Atypical hemolytic uremic syndrome (aHUS) can co-exist with autoimmune thyroid disease, and the two conditions may influence each other’s development, a case report suggests.
The report, “Atypical hemolytic uremic syndrome precipitated by thyrotoxicosis: a case report,” was published in BMC Pediatrics.
Autoimmune thyroid disease (AITD) is an umbrella term for disorders in which the immune system attacks the thyroid — a gland in the neck region that is important for regulating metabolism, primarily through the secretion of certain hormones.
In aHUS, a part of the immune system called the complement system is overactive and attacks cells that line blood vessels in the kidneys. AITD and aHUS can co-occur in the same person, though this is thought to be very rare.
Researchers at the Shengjing Hospital of China Medical University detailed the case of a 12-year-old girl who developed both disorders.
She arrived at the hospital after three days of nose bleeds, vomiting, fatigue, and evidence of blood in her urine. A battery of diagnostic tests were suggestive of AITD: the patient had abnormal thyroid hormone levels indicative of hyperthyroidism, and ultrasound imaging of the thyroid was also consistent with hyperthyroidism.
Levels of thyroid-specific autoantibodies — proteins made by immune cells that specifically target thyroid cells — were also elevated, which suggested an immunological origin to the hyperthyroidism (i.e., AITD).
She was started on propylthiouracil, a treatment for hyperthyroidism. Laboratory tests taken while on this treatment revealed low platelet counts (thrombocytopenia), and low red blood cell counts (anemia). Kidney tests were indicative of acute kidney injury.
These findings were suggestive of aHUS, and additional tests ruled out other conditions, such as anti-neutrophil cytoplasmic autoantibody (ANCA) vasculitis.
The girl was therefore treated on the assumption of an aHUS diagnosis. She was given therapeutic plasma exchange (TPE), where the plasma (the non-cell parts of blood) is replaced to remove the proteins that cause aHUS.
After two days, TPE “resulted in an excellent clinical and laboratory response,” the researchers wrote. The patient also switched from propylthiouracil to another hyperthyroidism treatment, methimazole (brand name Tapazole), “because propylthiouracil may trigger aHUS.”
Responding to treatment, the girl was discharged from the hospital. However, a month later, she was re-admitted after blood spots appeared on the upper arms. Laboratory tests again showed thrombocytopenia, anemia, hyperthyroidism, and acute kidney injury.
These findings “supported the diagnosis of recurrent aHUS,” the investigators wrote. “Therefore, we re-administered TPE once every other day for two sessions, and the response was good.” The girl’s thyroid levels returned to normal after starting treatment with thiamazole ointment, and additional medications were given to aid her kidneys.
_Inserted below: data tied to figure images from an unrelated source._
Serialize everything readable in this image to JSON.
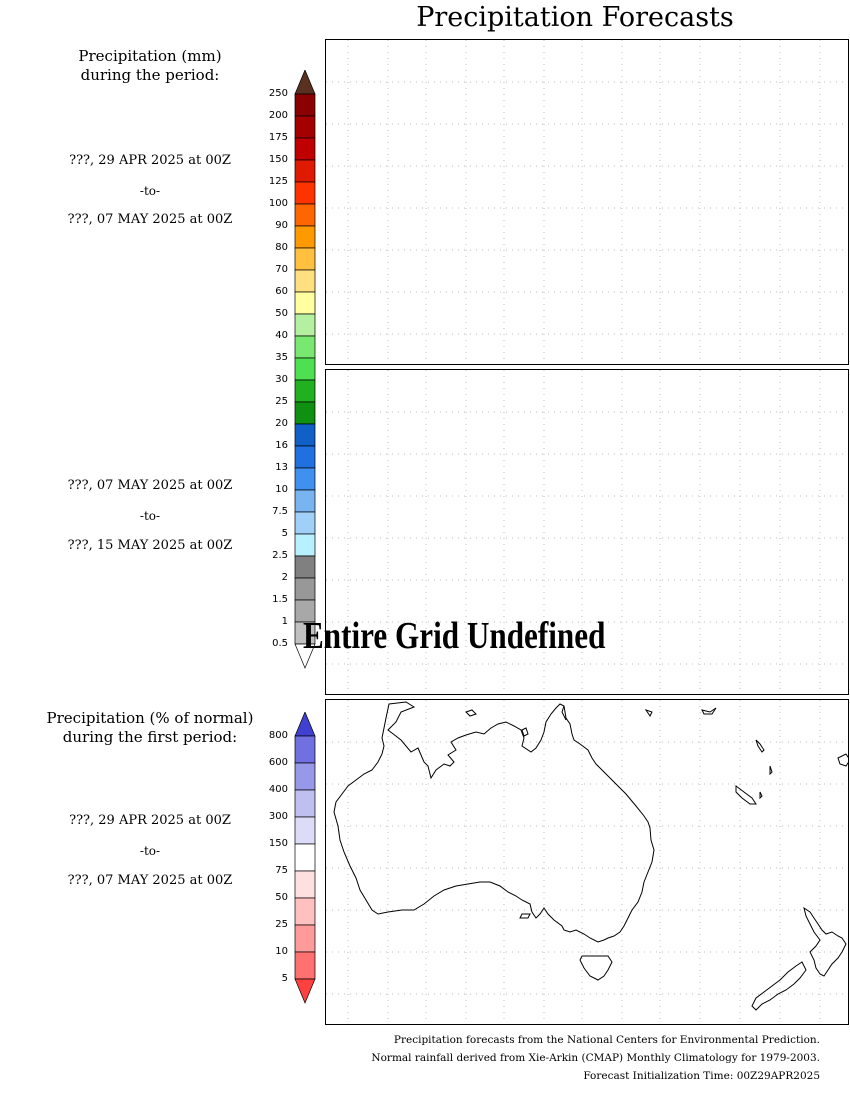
{
  "title": "Precipitation Forecasts",
  "precip_header": "Precipitation (mm)\nduring the period:",
  "period1": {
    "start": "???, 29 APR 2025 at 00Z",
    "to": "-to-",
    "end": "???, 07 MAY 2025 at 00Z"
  },
  "period2": {
    "start": "???, 07 MAY 2025 at 00Z",
    "to": "-to-",
    "end": "???, 15 MAY 2025 at 00Z"
  },
  "pct_header": "Precipitation (% of normal)\nduring the first period:",
  "period3": {
    "start": "???, 29 APR 2025 at 00Z",
    "to": "-to-",
    "end": "???, 07 MAY 2025 at 00Z"
  },
  "undefined_message": "Entire Grid Undefined",
  "precip_scale": {
    "labels": [
      "250",
      "200",
      "175",
      "150",
      "125",
      "100",
      "90",
      "80",
      "70",
      "60",
      "50",
      "40",
      "35",
      "30",
      "25",
      "20",
      "16",
      "13",
      "10",
      "7.5",
      "5",
      "2.5",
      "2",
      "1.5",
      "1",
      "0.5"
    ],
    "colors": [
      "#5a3020",
      "#8b0000",
      "#a50000",
      "#c00000",
      "#e01a00",
      "#ff3300",
      "#ff6600",
      "#ff9900",
      "#ffc040",
      "#ffe080",
      "#ffffa0",
      "#b4f0a0",
      "#78e870",
      "#4ee050",
      "#20b020",
      "#109010",
      "#1060c8",
      "#2070e0",
      "#4090f0",
      "#78b4f0",
      "#a0d0f8",
      "#b8f0ff",
      "#808080",
      "#989898",
      "#a8a8a8",
      "#c0c0c0",
      "#ffffff"
    ]
  },
  "pct_scale": {
    "labels": [
      "800",
      "600",
      "400",
      "300",
      "150",
      "75",
      "50",
      "25",
      "10",
      "5"
    ],
    "colors": [
      "#4040d0",
      "#7070e0",
      "#9898e8",
      "#c0c0f0",
      "#dcdcf8",
      "#ffffff",
      "#ffe0e0",
      "#ffc0c0",
      "#ff9a9a",
      "#ff7070",
      "#ff4040"
    ]
  },
  "footer": [
    "Precipitation forecasts from the National Centers for Environmental Prediction.",
    "Normal rainfall derived from Xie-Arkin (CMAP) Monthly Climatology for 1979-2003.",
    "Forecast Initialization Time: 00Z29APR2025"
  ]
}
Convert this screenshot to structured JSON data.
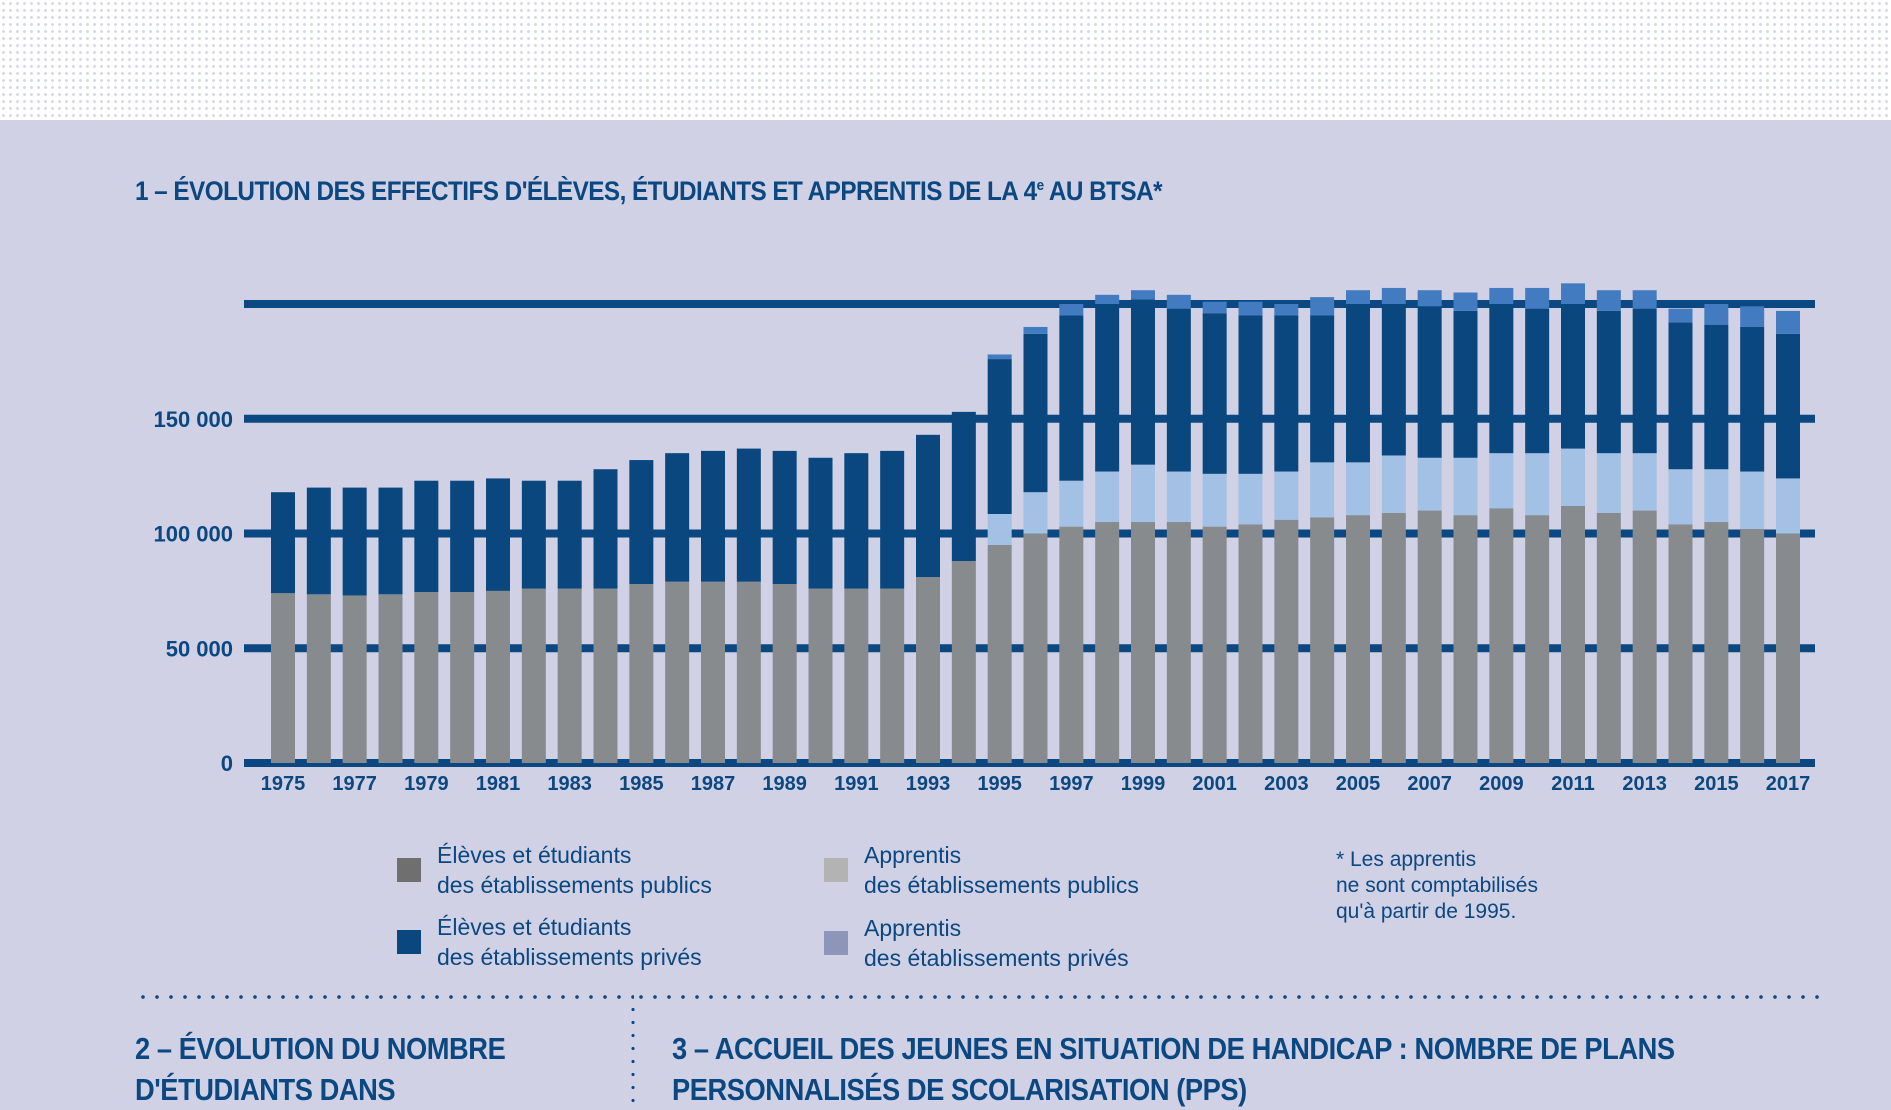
{
  "title": {
    "prefix": "1 – ÉVOLUTION DES EFFECTIFS D'ÉLÈVES, ÉTUDIANTS ET APPRENTIS DE LA 4",
    "sup": "e",
    "suffix": " AU BTSA*"
  },
  "legend": [
    {
      "line1": "Élèves et étudiants",
      "line2": "des établissements publics",
      "color": "#6f6f6f"
    },
    {
      "line1": "Élèves et étudiants",
      "line2": "des établissements privés",
      "color": "#0a477f"
    },
    {
      "line1": "Apprentis",
      "line2": "des établissements publics",
      "color": "#b3b3b3"
    },
    {
      "line1": "Apprentis",
      "line2": "des établissements privés",
      "color": "#8d96b9"
    }
  ],
  "footnote": {
    "line1": "*  Les apprentis",
    "line2": "ne sont comptabilisés",
    "line3": "qu'à partir de 1995."
  },
  "section2": {
    "line1": "2 – ÉVOLUTION DU NOMBRE",
    "line2": "D'ÉTUDIANTS DANS"
  },
  "section3": {
    "line1": "3 – ACCUEIL DES JEUNES EN SITUATION DE HANDICAP : NOMBRE DE PLANS",
    "line2": "PERSONNALISÉS DE SCOLARISATION (PPS)"
  },
  "chart_data": {
    "type": "bar",
    "stacked": true,
    "title": "1 – ÉVOLUTION DES EFFECTIFS D'ÉLÈVES, ÉTUDIANTS ET APPRENTIS DE LA 4e AU BTSA*",
    "xlabel": "",
    "ylabel": "",
    "ylim": [
      0,
      200000
    ],
    "yticks": [
      0,
      50000,
      100000,
      150000,
      200000
    ],
    "ytick_labels": [
      "0",
      "50 000",
      "100 000",
      "150 000",
      ""
    ],
    "grid": true,
    "legend_position": "bottom",
    "categories": [
      1975,
      1976,
      1977,
      1978,
      1979,
      1980,
      1981,
      1982,
      1983,
      1984,
      1985,
      1986,
      1987,
      1988,
      1989,
      1990,
      1991,
      1992,
      1993,
      1994,
      1995,
      1996,
      1997,
      1998,
      1999,
      2000,
      2001,
      2002,
      2003,
      2004,
      2005,
      2006,
      2007,
      2008,
      2009,
      2010,
      2011,
      2012,
      2013,
      2014,
      2015,
      2016,
      2017
    ],
    "xtick_labels": [
      "1975",
      "1977",
      "1979",
      "1981",
      "1983",
      "1985",
      "1987",
      "1989",
      "1991",
      "1993",
      "1995",
      "1997",
      "1999",
      "2001",
      "2003",
      "2005",
      "2007",
      "2009",
      "2011",
      "2013",
      "2015",
      "2017"
    ],
    "series": [
      {
        "name": "Élèves et étudiants des établissements publics",
        "color": "#878b8e",
        "values": [
          74000,
          73500,
          73000,
          73500,
          74500,
          74500,
          75000,
          76000,
          76000,
          76000,
          78000,
          79000,
          79000,
          79000,
          78000,
          76000,
          76000,
          76000,
          81000,
          88000,
          95000,
          100000,
          103000,
          105000,
          105000,
          105000,
          103000,
          104000,
          106000,
          107000,
          108000,
          109000,
          110000,
          108000,
          111000,
          108000,
          112000,
          109000,
          110000,
          104000,
          105000,
          102000,
          100000
        ]
      },
      {
        "name": "Apprentis des établissements publics",
        "color": "#a2c1e5",
        "values": [
          0,
          0,
          0,
          0,
          0,
          0,
          0,
          0,
          0,
          0,
          0,
          0,
          0,
          0,
          0,
          0,
          0,
          0,
          0,
          0,
          13500,
          18000,
          20000,
          22000,
          25000,
          22000,
          23000,
          22000,
          21000,
          24000,
          23000,
          25000,
          23000,
          25000,
          24000,
          27000,
          25000,
          26000,
          25000,
          24000,
          23000,
          25000,
          24000
        ]
      },
      {
        "name": "Élèves et étudiants des établissements privés",
        "color": "#0a477f",
        "values": [
          44000,
          46500,
          47000,
          46500,
          48500,
          48500,
          49000,
          47000,
          47000,
          52000,
          54000,
          56000,
          57000,
          58000,
          58000,
          57000,
          59000,
          60000,
          62000,
          65000,
          67500,
          69000,
          72000,
          73000,
          72000,
          71000,
          70000,
          69000,
          68000,
          64000,
          69000,
          66000,
          66000,
          64000,
          65000,
          63000,
          63000,
          62000,
          63000,
          64000,
          63000,
          63000,
          63000
        ]
      },
      {
        "name": "Apprentis des établissements privés",
        "color": "#427bbf",
        "values": [
          0,
          0,
          0,
          0,
          0,
          0,
          0,
          0,
          0,
          0,
          0,
          0,
          0,
          0,
          0,
          0,
          0,
          0,
          0,
          0,
          2000,
          3000,
          5000,
          4000,
          4000,
          6000,
          5000,
          6000,
          5000,
          8000,
          6000,
          7000,
          7000,
          8000,
          7000,
          9000,
          9000,
          9000,
          8000,
          6000,
          9000,
          9000,
          10000
        ]
      }
    ],
    "annotations": [
      "* Les apprentis ne sont comptabilisés qu'à partir de 1995."
    ]
  }
}
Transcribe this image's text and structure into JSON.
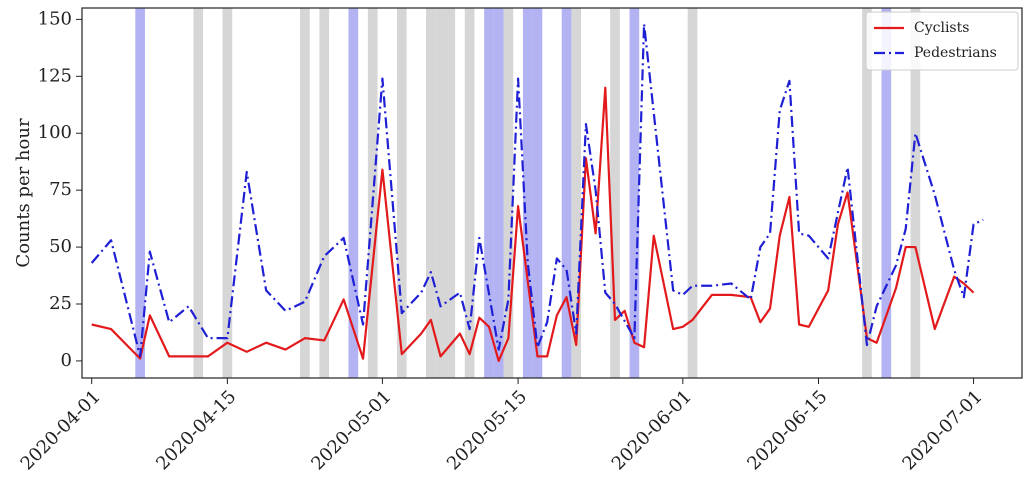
{
  "chart_data": {
    "type": "line",
    "y_label": "Counts per hour",
    "xlim": [
      "2020-03-31",
      "2020-07-06"
    ],
    "ylim": [
      -7.5,
      155
    ],
    "xticks": [
      "2020-04-01",
      "2020-04-15",
      "2020-05-01",
      "2020-05-15",
      "2020-06-01",
      "2020-06-15",
      "2020-07-01"
    ],
    "yticks": [
      0,
      25,
      50,
      75,
      100,
      125,
      150
    ],
    "legend": "upper right",
    "bands": [
      {
        "color": "#c8c8c8",
        "dates": [
          "2020-04-12",
          "2020-04-15",
          "2020-04-23",
          "2020-04-25",
          "2020-04-30",
          "2020-05-03",
          "2020-05-06",
          "2020-05-07",
          "2020-05-08",
          "2020-05-10",
          "2020-05-14",
          "2020-05-21",
          "2020-05-25",
          "2020-06-02",
          "2020-06-20",
          "2020-06-25"
        ]
      },
      {
        "color": "#9a9af0",
        "dates": [
          "2020-04-06",
          "2020-04-28",
          "2020-05-12",
          "2020-05-13",
          "2020-05-16",
          "2020-05-17",
          "2020-05-20",
          "2020-05-27",
          "2020-06-22"
        ]
      }
    ],
    "series": [
      {
        "name": "Cyclists",
        "color": "#e31a1c",
        "dash": "solid",
        "x": [
          "2020-04-01",
          "2020-04-03",
          "2020-04-06",
          "2020-04-07",
          "2020-04-09",
          "2020-04-11",
          "2020-04-13",
          "2020-04-15",
          "2020-04-17",
          "2020-04-19",
          "2020-04-21",
          "2020-04-23",
          "2020-04-25",
          "2020-04-27",
          "2020-04-29",
          "2020-05-01",
          "2020-05-03",
          "2020-05-05",
          "2020-05-06",
          "2020-05-07",
          "2020-05-09",
          "2020-05-10",
          "2020-05-11",
          "2020-05-12",
          "2020-05-13",
          "2020-05-14",
          "2020-05-15",
          "2020-05-16",
          "2020-05-17",
          "2020-05-18",
          "2020-05-19",
          "2020-05-20",
          "2020-05-21",
          "2020-05-22",
          "2020-05-23",
          "2020-05-24",
          "2020-05-25",
          "2020-05-26",
          "2020-05-27",
          "2020-05-28",
          "2020-05-29",
          "2020-05-31",
          "2020-06-01",
          "2020-06-02",
          "2020-06-04",
          "2020-06-06",
          "2020-06-08",
          "2020-06-09",
          "2020-06-10",
          "2020-06-11",
          "2020-06-12",
          "2020-06-13",
          "2020-06-14",
          "2020-06-16",
          "2020-06-17",
          "2020-06-18",
          "2020-06-20",
          "2020-06-21",
          "2020-06-23",
          "2020-06-24",
          "2020-06-25",
          "2020-06-27",
          "2020-06-29",
          "2020-06-30",
          "2020-07-01"
        ],
        "values": [
          16,
          14,
          1,
          20,
          2,
          2,
          2,
          8,
          4,
          8,
          5,
          10,
          9,
          27,
          1,
          84,
          3,
          12,
          18,
          2,
          12,
          3,
          19,
          15,
          0,
          10,
          68,
          35,
          2,
          2,
          20,
          28,
          7,
          89,
          56,
          120,
          18,
          22,
          8,
          6,
          55,
          14,
          15,
          18,
          29,
          29,
          28,
          17,
          23,
          55,
          72,
          16,
          15,
          31,
          60,
          74,
          10,
          8,
          32,
          50,
          50,
          14,
          37,
          34,
          30
        ]
      },
      {
        "name": "Pedestrians",
        "color": "#1f1fd6",
        "dash": "dashdot",
        "x": [
          "2020-04-01",
          "2020-04-03",
          "2020-04-06",
          "2020-04-07",
          "2020-04-09",
          "2020-04-11",
          "2020-04-13",
          "2020-04-15",
          "2020-04-17",
          "2020-04-19",
          "2020-04-21",
          "2020-04-23",
          "2020-04-25",
          "2020-04-27",
          "2020-04-29",
          "2020-05-01",
          "2020-05-03",
          "2020-05-05",
          "2020-05-06",
          "2020-05-07",
          "2020-05-09",
          "2020-05-10",
          "2020-05-11",
          "2020-05-13",
          "2020-05-14",
          "2020-05-15",
          "2020-05-16",
          "2020-05-17",
          "2020-05-18",
          "2020-05-19",
          "2020-05-20",
          "2020-05-21",
          "2020-05-22",
          "2020-05-23",
          "2020-05-24",
          "2020-05-25",
          "2020-05-27",
          "2020-05-28",
          "2020-05-31",
          "2020-06-01",
          "2020-06-02",
          "2020-06-04",
          "2020-06-06",
          "2020-06-08",
          "2020-06-09",
          "2020-06-10",
          "2020-06-11",
          "2020-06-12",
          "2020-06-13",
          "2020-06-14",
          "2020-06-16",
          "2020-06-18",
          "2020-06-20",
          "2020-06-21",
          "2020-06-23",
          "2020-06-24",
          "2020-06-25",
          "2020-06-27",
          "2020-06-29",
          "2020-06-30",
          "2020-07-01",
          "2020-07-02"
        ],
        "values": [
          43,
          53,
          2,
          48,
          17,
          24,
          10,
          10,
          83,
          31,
          22,
          26,
          46,
          54,
          16,
          124,
          21,
          30,
          39,
          24,
          30,
          14,
          54,
          5,
          27,
          124,
          43,
          6,
          17,
          45,
          40,
          12,
          104,
          75,
          30,
          25,
          10,
          148,
          31,
          29,
          33,
          33,
          34,
          27,
          50,
          56,
          110,
          123,
          56,
          55,
          45,
          85,
          7,
          24,
          42,
          58,
          100,
          73,
          40,
          28,
          60,
          62
        ]
      }
    ]
  }
}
Genetic testing was performed to look for mutations associated with aHUS; no clearly disease-associated mutations were identified.
“Based on this patient’s disease course, excellent treatment response to TPE, and the absence of a pathogenic mutation on genetic analysis, we favored that she might have aHUS caused by autoantibodies against the complement system, leading to excessive activation of the complement pathway and microangiopathic hemolytic anemia,” the researchers wrote.
“However, more evidence is needed to exclude the possibility that she had other genetic causes of HUS or HUS caused by activated complements,” they added.
They speculated that, as AITD and aHUS are both autoimmune in origin, they likely influenced each other’s development.
For example, hyperthyroidism is known to predispose the body to form blood clots, a hallmark feature of aHUS. As such, “hyperthyroidism may have been an important predisposing factor for aHUS in this patient,” the researchers wrote.